CityU Conference Bridges International and Local Communication Research

An international conference held at City University of Hong Kong brought together two large academic associations and marked the first coordinated move to further internationalize communication research in the Chinese context. 

“This is the largest convention the Communication Association of China has ever organized,” said Dr. Hu Zhengrong, president of the association. “It is also the first time our convention is held outside mainland China, which marks a giant initial step toward internationalizing Chinese communication research.”

The three-day conference on Dec. 10-12, 2010, was co-organized by the mainland-based Communication Association of China and U.S.-based Chinese Communication Association under the auspices of the Department of Media and Communication at City University of Hong Kong. It drew more than 140 participants from China, Hong Kong, Macau, Taiwan, Singapore, Japan, India, France, Switzerland, and the United States.

Under the theme of “global communication, local perspectives,” participants presented papers on a variety of issues in media and communication in the Chinese context, ranging from ethics of journalism and impact of the new media to shifting paradigms in communication research in the age of globalization.

“I am pleased to see so many colleagues gathered together to make a concerted effort to enhance the internationalization of communication in this region,” said, Dr. He Zhou, president of the U.S.-based Chinese Communication Association and Associate Head of the Department of Media and Communication. “The interaction between members of our association and colleagues from China has paved new ways of collaboration, presented diverse and sometimes clashing perspectives, and mapped out some new directions of research.”

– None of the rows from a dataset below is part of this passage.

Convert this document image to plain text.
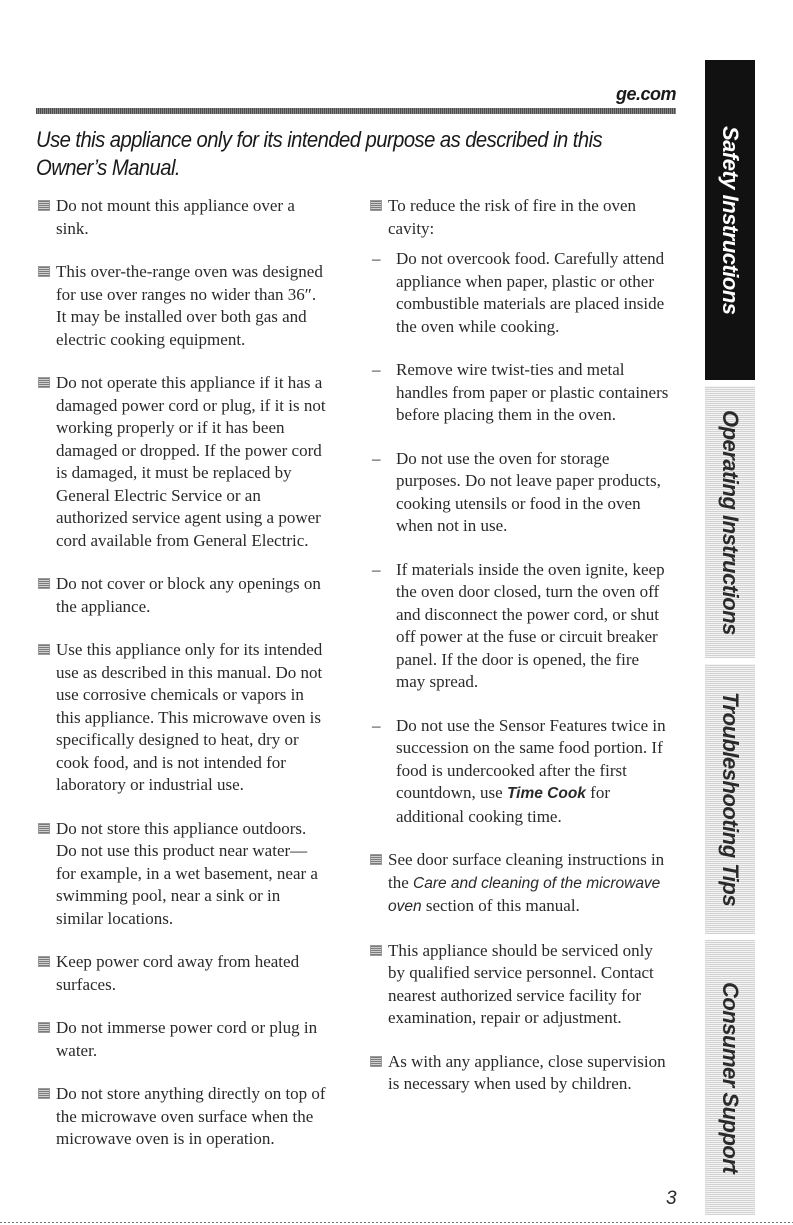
ge.com
Use this appliance only for its intended purpose as described in this Owner’s Manual.
Do not mount this appliance over a sink.
This over-the-range oven was designed for use over ranges no wider than 36″. It may be installed over both gas and electric cooking equipment.
Do not operate this appliance if it has a damaged power cord or plug, if it is not working properly or if it has been damaged or dropped. If the power cord is damaged, it must be replaced by General Electric Service or an authorized service agent using a power cord available from General Electric.
Do not cover or block any openings on the appliance.
Use this appliance only for its intended use as described in this manual. Do not use corrosive chemicals or vapors in this appliance. This microwave oven is specifically designed to heat, dry or cook food, and is not intended for laboratory or industrial use.
Do not store this appliance outdoors. Do not use this product near water—for example, in a wet basement, near a swimming pool, near a sink or in similar locations.
Keep power cord away from heated surfaces.
Do not immerse power cord or plug in water.
Do not store anything directly on top of the microwave oven surface when the microwave oven is in operation.
To reduce the risk of fire in the oven cavity:
– Do not overcook food. Carefully attend appliance when paper, plastic or other combustible materials are placed inside the oven while cooking.
– Remove wire twist-ties and metal handles from paper or plastic containers before placing them in the oven.
– Do not use the oven for storage purposes. Do not leave paper products, cooking utensils or food in the oven when not in use.
– If materials inside the oven ignite, keep the oven door closed, turn the oven off and disconnect the power cord, or shut off power at the fuse or circuit breaker panel. If the door is opened, the fire may spread.
– Do not use the Sensor Features twice in succession on the same food portion. If food is undercooked after the first countdown, use Time Cook for additional cooking time.
See door surface cleaning instructions in the Care and cleaning of the microwave oven section of this manual.
This appliance should be serviced only by qualified service personnel. Contact nearest authorized service facility for examination, repair or adjustment.
As with any appliance, close supervision is necessary when used by children.
3
Safety Instructions
Operating Instructions
Troubleshooting Tips
Consumer Support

One major issue that drew heated discussion was the application of Western-oriented communication theories in the Chinese context. Some scholars questioned the value of replicated research using Western theories, while others criticized the manipulation of those theories to suit the purpose of propaganda.

“The trend of twisting and manipulating Western theories for the purpose of propaganda is alarming,” said Chen Lidan, a professor of journalism from the People's University in China. “Agenda setting, for example, is a theory about the objective impact of the mass media in its original sense. However, it has been used by politicians and some scholars to justify the manipulation of public opinion.”

The training of versatile professional communicators in the digital age was another focal issue. Participants discussed various convergence or hybrid models in pedagogy and curriculum development. They visited the landmark Creative Media Building at City University, designed by world-renowned architect Danial Libeskind, and the cutting-edge digital facilities in the building for sophisticated converged education in communication and media.